Not all oceans in the world will crash into death of seafood at once, - so the theory is kind of naive.
However, we're on the road downhill, and as has been experienced with overfishing etc, it will take decades to restore.
Then we have an increased pollution factor as well as a warming factor which may change habitats and confuse the ecosystems in the seas (i.e. the North Sea is 3 degrees Celcius warmer now than normally)

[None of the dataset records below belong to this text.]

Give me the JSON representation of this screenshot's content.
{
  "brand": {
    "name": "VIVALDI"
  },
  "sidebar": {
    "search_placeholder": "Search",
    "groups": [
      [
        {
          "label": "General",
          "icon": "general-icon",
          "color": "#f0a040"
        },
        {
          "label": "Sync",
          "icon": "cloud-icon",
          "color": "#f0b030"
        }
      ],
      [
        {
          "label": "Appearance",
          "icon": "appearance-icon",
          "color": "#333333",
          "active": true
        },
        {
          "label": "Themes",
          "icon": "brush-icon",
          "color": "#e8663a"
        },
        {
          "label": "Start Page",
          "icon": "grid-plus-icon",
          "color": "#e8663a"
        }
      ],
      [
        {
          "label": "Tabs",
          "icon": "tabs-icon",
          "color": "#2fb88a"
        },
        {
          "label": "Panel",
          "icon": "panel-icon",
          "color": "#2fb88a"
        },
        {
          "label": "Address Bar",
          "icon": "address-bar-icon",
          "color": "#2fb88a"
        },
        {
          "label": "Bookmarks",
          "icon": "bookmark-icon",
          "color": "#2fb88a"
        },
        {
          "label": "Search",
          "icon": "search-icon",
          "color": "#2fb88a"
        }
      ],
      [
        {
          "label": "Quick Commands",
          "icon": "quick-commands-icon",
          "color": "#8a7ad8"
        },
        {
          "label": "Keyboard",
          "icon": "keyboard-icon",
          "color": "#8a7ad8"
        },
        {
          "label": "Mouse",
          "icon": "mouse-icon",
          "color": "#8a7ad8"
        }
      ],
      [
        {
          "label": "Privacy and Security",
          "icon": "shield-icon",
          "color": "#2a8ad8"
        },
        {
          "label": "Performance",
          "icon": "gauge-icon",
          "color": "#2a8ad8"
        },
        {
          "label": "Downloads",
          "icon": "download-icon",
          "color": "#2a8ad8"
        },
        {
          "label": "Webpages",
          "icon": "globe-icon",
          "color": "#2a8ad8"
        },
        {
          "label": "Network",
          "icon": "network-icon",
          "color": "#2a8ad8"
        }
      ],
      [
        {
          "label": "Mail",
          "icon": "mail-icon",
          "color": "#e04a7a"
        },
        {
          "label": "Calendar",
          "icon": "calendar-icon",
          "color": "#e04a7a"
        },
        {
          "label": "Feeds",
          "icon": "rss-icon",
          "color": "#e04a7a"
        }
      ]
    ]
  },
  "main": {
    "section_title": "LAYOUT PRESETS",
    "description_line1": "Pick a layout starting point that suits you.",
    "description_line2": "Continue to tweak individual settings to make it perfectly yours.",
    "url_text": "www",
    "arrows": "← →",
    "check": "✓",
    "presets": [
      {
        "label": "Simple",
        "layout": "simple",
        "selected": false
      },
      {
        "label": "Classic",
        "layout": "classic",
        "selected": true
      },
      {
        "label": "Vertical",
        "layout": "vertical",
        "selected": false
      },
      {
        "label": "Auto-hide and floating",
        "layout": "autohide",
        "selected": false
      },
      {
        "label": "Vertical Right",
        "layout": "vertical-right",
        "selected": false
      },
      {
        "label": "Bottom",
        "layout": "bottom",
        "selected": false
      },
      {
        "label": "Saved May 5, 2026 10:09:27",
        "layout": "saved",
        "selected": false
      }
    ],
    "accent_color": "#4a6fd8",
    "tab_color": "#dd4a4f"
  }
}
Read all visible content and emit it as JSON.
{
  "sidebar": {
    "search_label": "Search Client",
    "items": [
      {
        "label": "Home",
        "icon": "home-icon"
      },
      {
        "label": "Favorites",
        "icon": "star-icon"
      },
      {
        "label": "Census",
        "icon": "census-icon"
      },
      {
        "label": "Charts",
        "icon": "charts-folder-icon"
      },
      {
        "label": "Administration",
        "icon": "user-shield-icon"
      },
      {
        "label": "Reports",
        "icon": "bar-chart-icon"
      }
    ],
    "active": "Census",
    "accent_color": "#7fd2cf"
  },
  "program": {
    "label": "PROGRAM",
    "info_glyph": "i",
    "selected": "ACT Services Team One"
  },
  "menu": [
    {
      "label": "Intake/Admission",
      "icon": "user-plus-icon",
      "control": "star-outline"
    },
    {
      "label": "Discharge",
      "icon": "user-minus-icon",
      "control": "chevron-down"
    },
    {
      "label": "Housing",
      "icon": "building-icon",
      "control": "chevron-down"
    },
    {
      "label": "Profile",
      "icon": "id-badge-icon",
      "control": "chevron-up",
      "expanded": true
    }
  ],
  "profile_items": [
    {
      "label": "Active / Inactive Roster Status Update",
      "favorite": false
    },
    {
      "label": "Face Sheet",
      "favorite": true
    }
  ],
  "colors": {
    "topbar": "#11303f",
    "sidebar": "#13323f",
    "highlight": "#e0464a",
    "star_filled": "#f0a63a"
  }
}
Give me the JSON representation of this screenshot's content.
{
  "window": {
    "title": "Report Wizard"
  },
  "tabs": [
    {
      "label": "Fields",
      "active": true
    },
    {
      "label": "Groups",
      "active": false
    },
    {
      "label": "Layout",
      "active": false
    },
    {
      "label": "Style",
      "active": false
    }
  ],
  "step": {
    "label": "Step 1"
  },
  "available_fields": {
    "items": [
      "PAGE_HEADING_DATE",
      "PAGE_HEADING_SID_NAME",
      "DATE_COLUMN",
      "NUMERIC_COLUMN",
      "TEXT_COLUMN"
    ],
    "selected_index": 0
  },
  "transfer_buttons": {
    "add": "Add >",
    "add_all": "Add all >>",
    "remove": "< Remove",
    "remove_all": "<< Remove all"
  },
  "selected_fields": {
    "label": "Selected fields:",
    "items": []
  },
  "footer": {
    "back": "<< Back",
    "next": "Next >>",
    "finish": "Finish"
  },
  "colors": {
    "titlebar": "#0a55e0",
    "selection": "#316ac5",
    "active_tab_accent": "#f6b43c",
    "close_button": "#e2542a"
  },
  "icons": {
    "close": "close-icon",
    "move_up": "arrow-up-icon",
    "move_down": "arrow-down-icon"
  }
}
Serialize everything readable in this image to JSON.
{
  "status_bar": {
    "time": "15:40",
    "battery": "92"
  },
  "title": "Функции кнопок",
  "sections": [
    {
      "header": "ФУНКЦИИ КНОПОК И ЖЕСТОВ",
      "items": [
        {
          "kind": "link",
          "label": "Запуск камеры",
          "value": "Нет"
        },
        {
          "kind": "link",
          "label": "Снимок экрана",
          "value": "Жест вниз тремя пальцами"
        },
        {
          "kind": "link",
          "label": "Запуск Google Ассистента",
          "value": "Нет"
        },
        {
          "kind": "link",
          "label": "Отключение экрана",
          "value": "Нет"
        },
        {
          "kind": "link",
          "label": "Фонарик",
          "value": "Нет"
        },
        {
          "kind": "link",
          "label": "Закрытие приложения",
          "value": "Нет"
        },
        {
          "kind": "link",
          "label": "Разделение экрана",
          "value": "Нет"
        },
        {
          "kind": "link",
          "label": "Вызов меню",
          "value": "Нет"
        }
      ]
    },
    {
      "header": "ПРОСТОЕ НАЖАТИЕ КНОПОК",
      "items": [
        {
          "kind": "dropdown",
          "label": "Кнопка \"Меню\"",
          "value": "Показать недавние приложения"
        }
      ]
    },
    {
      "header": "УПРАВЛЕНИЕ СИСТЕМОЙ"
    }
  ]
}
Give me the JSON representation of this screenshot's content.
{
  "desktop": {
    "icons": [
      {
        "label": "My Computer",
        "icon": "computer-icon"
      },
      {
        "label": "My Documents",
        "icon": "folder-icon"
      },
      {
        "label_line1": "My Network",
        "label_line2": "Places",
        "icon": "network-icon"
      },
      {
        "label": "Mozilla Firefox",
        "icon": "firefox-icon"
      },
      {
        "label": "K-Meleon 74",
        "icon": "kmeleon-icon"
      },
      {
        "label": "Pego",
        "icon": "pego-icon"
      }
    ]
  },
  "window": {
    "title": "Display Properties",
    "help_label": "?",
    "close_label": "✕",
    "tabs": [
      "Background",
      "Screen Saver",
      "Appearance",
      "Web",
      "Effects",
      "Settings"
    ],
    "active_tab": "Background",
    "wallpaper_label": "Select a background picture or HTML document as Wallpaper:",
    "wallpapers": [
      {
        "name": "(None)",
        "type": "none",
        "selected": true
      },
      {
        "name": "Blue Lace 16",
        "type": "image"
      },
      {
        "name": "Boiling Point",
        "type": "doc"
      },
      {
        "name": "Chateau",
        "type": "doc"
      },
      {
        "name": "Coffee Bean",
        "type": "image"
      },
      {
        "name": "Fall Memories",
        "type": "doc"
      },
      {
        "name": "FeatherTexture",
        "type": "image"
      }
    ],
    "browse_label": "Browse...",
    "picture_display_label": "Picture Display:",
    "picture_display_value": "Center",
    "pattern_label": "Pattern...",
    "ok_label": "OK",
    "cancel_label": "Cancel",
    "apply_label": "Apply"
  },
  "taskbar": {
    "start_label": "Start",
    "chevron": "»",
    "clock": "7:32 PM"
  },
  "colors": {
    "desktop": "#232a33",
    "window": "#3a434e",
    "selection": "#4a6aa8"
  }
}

My country almost went to a war status with Britain, - it was all about fish. The fish around Iceland was being sucked up at an alarming rate. So, - eventually the fishing grounds became ours, but the damage was enough for us to adapt a very strict quota system that has stayed for some 20 years. The fish is slowly restoring while the European community has basically nuked the North sea, - the Cod (which we fought our Cod wars over, but at home) in the North sea is almost completely gone.
Recently, the world community is upset about recent Icelandic whaling. Yes we did start whaling again.
Everybody is shocked, and the season is over with some 5 or so whales done.
Every ocean fish and mammal is a part of he system. The whales go far for their food, and some species of them are in danger while other are overpopulating at the moment. Typically, for the equilibrum, the whales that were caught were in relatively poor condition - thin. Not enough to eat.
That means too many whales for what they have.
Sort of shows that the downhill is a good guess, but the time given is very questionable. When fish stocks crash, the fishing becomes uneconomical, so it depends, as so many other environmental things, on the MONEY.